The voluntary retirement of Sen. Mark Dayton, D-Minn., this year has opened the way for a newcomer, and Dayton’s Democratic-Farmer-Labor Party has given its endorsement to Amy Klobuchar, the two-term elected attorney of Hennepin County (Minneapolis).

In one sense, Kennedy is on familiar ground. After beating the male Democratic incumbent in his first race in 2000, he faced women candidates in both his re-election bids. Despite their spending about $2 million each against him, he won with votes to spare.

Minnesota has become a two-party battleground, with Republicans holding the governorship and the other Senate seat. President Bush lost the state by less than 3 percent of the vote in each of his races.

But now, as Gov. Tim Pawlenty put it in an interview, “the president continues to struggle here,” with approval scores below 40 percent. When I asked Kennedy in an interview if he agreed with the opening words of his profile in the current edition of Congressional Quarterly, the authoritative source on Congress, describing him as “a dedicated conservative and loyal Bush supporter,” he seemed surprised.

“I don’t know if I’d use any of those words to describe me,” he said. And he offered an alternative. “I’d say I’m a common-sense Minnesota conservative informed by the values we care about from a Midwest perspective.”

Kennedy said, “The attack on me is that I’m a lap dog of the president. It’s saying that I don’t think independently, that I don’t have a set of core values that I was raised with and have been living by. To have an organization as reputable as CQ fall into that trap, I just don’t know.”

But in an interview here, Klobuchar said, “He supports the president’s position 97 percent of the time.” CQ did score Kennedy as voting in agreement with Bush’s wishes on 98 percent of the roll calls in 2003 and 97 percent in 2004, before dropping to 87 percent last year, as he began to prepare for the Senate race.

Kennedy points out that even as a freshman in 2001, he opposed the president by voting against oil drilling in the Arctic National Wildlife Refuge and against the creation of the No Child Left Behind education program.

Klobuchar dismisses those as easy votes for any Minnesota politician responsive to local opinion. But Kennedy says he is genuinely bipartisan in approach and cites “at least 15” issues on which he has teamed with Democrats to work for passage, such as environmental protection and a program to make it easier for scientists to become teachers.

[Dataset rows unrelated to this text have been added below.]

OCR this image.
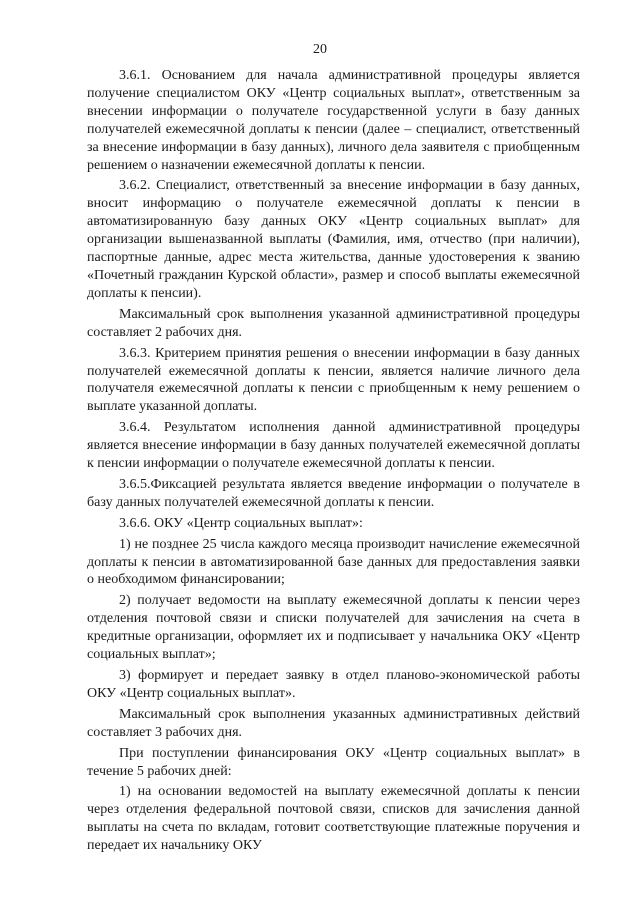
20

3.6.1. Основанием для начала административной процедуры является получение специалистом ОКУ «Центр социальных выплат», ответственным за внесении информации о получателе государственной услуги в базу данных получателей ежемесячной доплаты к пенсии (далее – специалист, ответственный за внесение информации в базу данных), личного дела заявителя с приобщенным решением о назначении ежемесячной доплаты к пенсии.

3.6.2. Специалист, ответственный за внесение информации в базу данных, вносит информацию о получателе ежемесячной доплаты к пенсии в автоматизированную базу данных ОКУ «Центр социальных выплат» для организации вышеназванной выплаты (Фамилия, имя, отчество (при наличии), паспортные данные, адрес места жительства, данные удостоверения к званию «Почетный гражданин Курской области», размер и способ выплаты ежемесячной доплаты к пенсии).

Максимальный срок выполнения указанной административной процедуры составляет 2 рабочих дня.

3.6.3. Критерием принятия решения о внесении информации в базу данных получателей ежемесячной доплаты к пенсии, является наличие личного дела получателя ежемесячной доплаты к пенсии с приобщенным к нему решением о выплате указанной доплаты.

3.6.4. Результатом исполнения данной административной процедуры является внесение информации в базу данных получателей ежемесячной доплаты к пенсии информации о получателе ежемесячной доплаты к пенсии.

3.6.5.Фиксацией результата является введение информации о получателе в базу данных получателей ежемесячной доплаты к пенсии.

3.6.6. ОКУ «Центр социальных выплат»:

1) не позднее 25 числа каждого месяца производит начисление ежемесячной доплаты к пенсии в автоматизированной базе данных для предоставления заявки о необходимом финансировании;

2) получает ведомости на выплату ежемесячной доплаты к пенсии через отделения почтовой связи и списки получателей для зачисления на счета в кредитные организации, оформляет их и подписывает у начальника ОКУ «Центр социальных выплат»;

3) формирует и передает заявку в отдел планово-экономической работы ОКУ «Центр социальных выплат».

Максимальный срок выполнения указанных административных действий составляет 3 рабочих дня.

При поступлении финансирования ОКУ «Центр социальных выплат» в течение 5 рабочих дней:

1) на основании ведомостей на выплату ежемесячной доплаты к пенсии через отделения федеральной почтовой связи, списков для зачисления данной выплаты на счета по вкладам, готовит соответствующие платежные поручения и передает их начальнику ОКУ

Kennedy’s struggle to prove his independence is typical for Republicans running in competitive races from New Jersey to Washington state, as Bush’s ratings have sunk. And this race is clearly a challenge for the GOP. Klobuchar’s political base in this population center of the state has given her more media exposure in her six years than Kennedy has gained from his work on the Agriculture and Transportation Committees from his suburban-rural House seat in a similar period.

Klobuchar’s record of criminal prosecutions and consumer advocacy was strong enough that she ran unopposed for re-election. The Klobuchar name is further enhanced by her father, a longtime favorite local sports columnist now retired but on the speaking circuit for his daughter.

Klobuchar faces nominal opposition in a September primary from an underfinanced advocate of immediate pullout from Iraq. She says she opposed the war from the beginning but now supports the view taken by most Senate Democrats that a pullout should begin this year, but no deadline should be set for completing it.

Kennedy says that he believes Iraq is “important to winning the war on terror and my opponent wants to pull the troops out without regard to the commanders in the field and without achieving the milestones” marking the road to victory.

They have similarly sharp differences on taxes and health care. But the biggest question, as both of them see it, is who can capture the “change vote.” Kennedy says, “Clearly, there is a frustration with what is going on in Washington. The spending and the partisanship is a big part of it. But I have a track record to talk about. I work in this institution the way Minnesotans would want.”

Klobuchar says that won’t wash. Her slogan is simple. “He’s followed the Lone Star. I’ll follow the North Star.”